The mule Deer was an interesting learning experience. This project involved creating a realistic quadruped with fur (to go deeper with X-Gen). I learned a lot about X-Gen techniques, making me realize that grooming is a profession in its own right. Even if my groom is not very handsome and if I didn’t rig it with Controllers, just a skinned skeleton, I still learned a lot of things.

Here’s the final result with the passes :

But why put this project here? In fact, he gave me a lot. I created the mesh on Zbrush, in digital sculpture. This familiarization with digital sculpture was a great help in creating the dragon blendshapes, even if the software is different, the technique is more or less the same. Here are some screenshots of my zbrush viewport

In addition, so that my model can be used in production, I thought about a deformable and clean topology for the future. 

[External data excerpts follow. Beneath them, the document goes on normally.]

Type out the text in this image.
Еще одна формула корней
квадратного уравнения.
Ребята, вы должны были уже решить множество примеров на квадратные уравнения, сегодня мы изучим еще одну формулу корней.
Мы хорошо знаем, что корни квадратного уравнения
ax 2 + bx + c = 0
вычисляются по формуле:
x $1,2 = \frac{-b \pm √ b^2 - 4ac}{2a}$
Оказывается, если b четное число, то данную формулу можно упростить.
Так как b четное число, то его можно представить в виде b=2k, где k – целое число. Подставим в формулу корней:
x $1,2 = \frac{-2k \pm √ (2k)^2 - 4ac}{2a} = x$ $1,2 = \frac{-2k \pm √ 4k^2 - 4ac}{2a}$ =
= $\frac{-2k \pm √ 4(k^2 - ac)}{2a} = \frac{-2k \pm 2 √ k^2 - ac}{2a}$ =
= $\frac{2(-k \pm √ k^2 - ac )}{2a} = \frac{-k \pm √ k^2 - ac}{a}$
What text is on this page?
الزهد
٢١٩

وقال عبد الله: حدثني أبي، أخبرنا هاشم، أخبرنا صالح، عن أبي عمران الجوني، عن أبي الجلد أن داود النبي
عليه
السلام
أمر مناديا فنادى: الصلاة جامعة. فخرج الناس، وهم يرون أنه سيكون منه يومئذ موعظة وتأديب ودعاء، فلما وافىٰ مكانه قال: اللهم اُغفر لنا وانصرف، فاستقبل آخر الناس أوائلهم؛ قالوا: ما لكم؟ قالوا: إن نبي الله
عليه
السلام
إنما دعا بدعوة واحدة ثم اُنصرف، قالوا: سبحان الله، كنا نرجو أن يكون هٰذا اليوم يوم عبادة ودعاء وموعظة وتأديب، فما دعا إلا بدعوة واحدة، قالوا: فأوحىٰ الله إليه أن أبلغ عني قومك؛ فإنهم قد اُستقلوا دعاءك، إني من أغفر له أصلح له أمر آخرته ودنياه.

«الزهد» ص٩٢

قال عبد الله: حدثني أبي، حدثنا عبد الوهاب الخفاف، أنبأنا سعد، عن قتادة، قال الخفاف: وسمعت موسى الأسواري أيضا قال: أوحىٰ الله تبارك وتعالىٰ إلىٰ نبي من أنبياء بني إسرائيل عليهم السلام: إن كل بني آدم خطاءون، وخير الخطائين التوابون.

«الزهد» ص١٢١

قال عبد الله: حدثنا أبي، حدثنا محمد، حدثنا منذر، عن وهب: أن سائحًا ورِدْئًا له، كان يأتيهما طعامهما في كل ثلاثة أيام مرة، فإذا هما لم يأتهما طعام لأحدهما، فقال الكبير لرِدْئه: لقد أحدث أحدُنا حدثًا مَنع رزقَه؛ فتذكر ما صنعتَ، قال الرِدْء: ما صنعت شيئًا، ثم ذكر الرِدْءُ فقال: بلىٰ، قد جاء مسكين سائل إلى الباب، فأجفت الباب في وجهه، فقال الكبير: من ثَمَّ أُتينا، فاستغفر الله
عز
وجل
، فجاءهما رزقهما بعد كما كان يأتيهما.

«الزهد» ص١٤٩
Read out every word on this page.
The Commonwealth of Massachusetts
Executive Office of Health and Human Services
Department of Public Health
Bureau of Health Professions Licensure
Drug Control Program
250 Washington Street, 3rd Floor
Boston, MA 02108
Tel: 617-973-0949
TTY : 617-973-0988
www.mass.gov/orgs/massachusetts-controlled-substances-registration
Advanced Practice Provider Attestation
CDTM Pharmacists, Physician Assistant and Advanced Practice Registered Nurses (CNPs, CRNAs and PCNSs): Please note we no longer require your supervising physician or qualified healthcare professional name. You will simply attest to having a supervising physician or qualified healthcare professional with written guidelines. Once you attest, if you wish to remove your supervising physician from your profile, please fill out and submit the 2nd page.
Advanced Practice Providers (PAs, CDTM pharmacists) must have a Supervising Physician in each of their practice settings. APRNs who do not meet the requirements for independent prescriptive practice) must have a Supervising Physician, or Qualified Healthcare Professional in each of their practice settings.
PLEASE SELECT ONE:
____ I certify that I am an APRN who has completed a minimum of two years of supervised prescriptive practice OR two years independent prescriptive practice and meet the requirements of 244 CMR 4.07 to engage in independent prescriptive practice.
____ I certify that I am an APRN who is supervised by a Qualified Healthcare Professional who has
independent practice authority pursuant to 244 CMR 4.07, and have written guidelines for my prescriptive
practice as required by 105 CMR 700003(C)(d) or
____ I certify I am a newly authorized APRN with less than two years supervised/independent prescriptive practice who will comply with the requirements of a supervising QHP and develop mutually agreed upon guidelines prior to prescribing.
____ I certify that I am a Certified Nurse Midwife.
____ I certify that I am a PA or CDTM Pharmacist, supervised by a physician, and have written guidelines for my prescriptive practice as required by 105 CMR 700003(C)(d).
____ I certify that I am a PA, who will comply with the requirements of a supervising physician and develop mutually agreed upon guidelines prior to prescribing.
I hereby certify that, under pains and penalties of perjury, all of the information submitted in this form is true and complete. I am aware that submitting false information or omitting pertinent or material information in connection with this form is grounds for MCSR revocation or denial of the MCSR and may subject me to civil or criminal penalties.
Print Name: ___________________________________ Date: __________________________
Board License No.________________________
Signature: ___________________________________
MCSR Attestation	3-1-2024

Even if this was not the case on this project, I know that my deer can be used in a rig, perhaps for a future personal project. Thanks to this project, I learned a lot in terms of sculpture and retopology, my projects informed me about the needs in terms of deformation, I learned to have cleaner modeling than my old projects before

The cartoon Car rig means a lot to me. This project involved creating a complex rig for a car equipped with a functional mechanical arm. But why does it represent so much? This project is my first contact with the field of rigging, for which I immediately fell in love with the passion. Here’s the animated version of my rig :

In September 2023, we first began with the freedom to model a car in any style that appealed to us. This allowed for some creative expression at the outset.

I chose to make a coccinelle look-like car.

Here’s a turn of my model : 

As soon as the project started, I wanted to push my car rig further. I learned a lot during this project, such as the creation of simple constraints, the existence of joints and their orientation, the existence and importance of Offset groups, the great importance of order in the hierarchy, the attributes, the existence of deformers for the rig and even the creation of an IK/FK switch !

Here’s the rigging showcase of my car rig : 

But in addition to all that, I also learned to automate certain things like the roar of an engine or the rotation of a flashing light depending on the time. Here are some screenshots of my expression editor windows

With all these features, the rig allows for full animation control of both the car and the arm, for creative possibilities. Our teacher said us to animate it ourselves and to move everything to test the rig and I think it was one of the better pieces of advice of the year. I so produced this little animation to see if all was working well.

Here’s the result with render passes : 

Conclusion :

Looking back on this year, I've definitely learned a lot and improved my skills in many areas. It's been great to connect with people and have some positive social experiences too. Those interactions have made me even more interested in working on projects with others. I'm excited to see what kind of teamwork opportunities come up next! There's always more to learn, and I'm eager to keep collaborating and developing my abilities.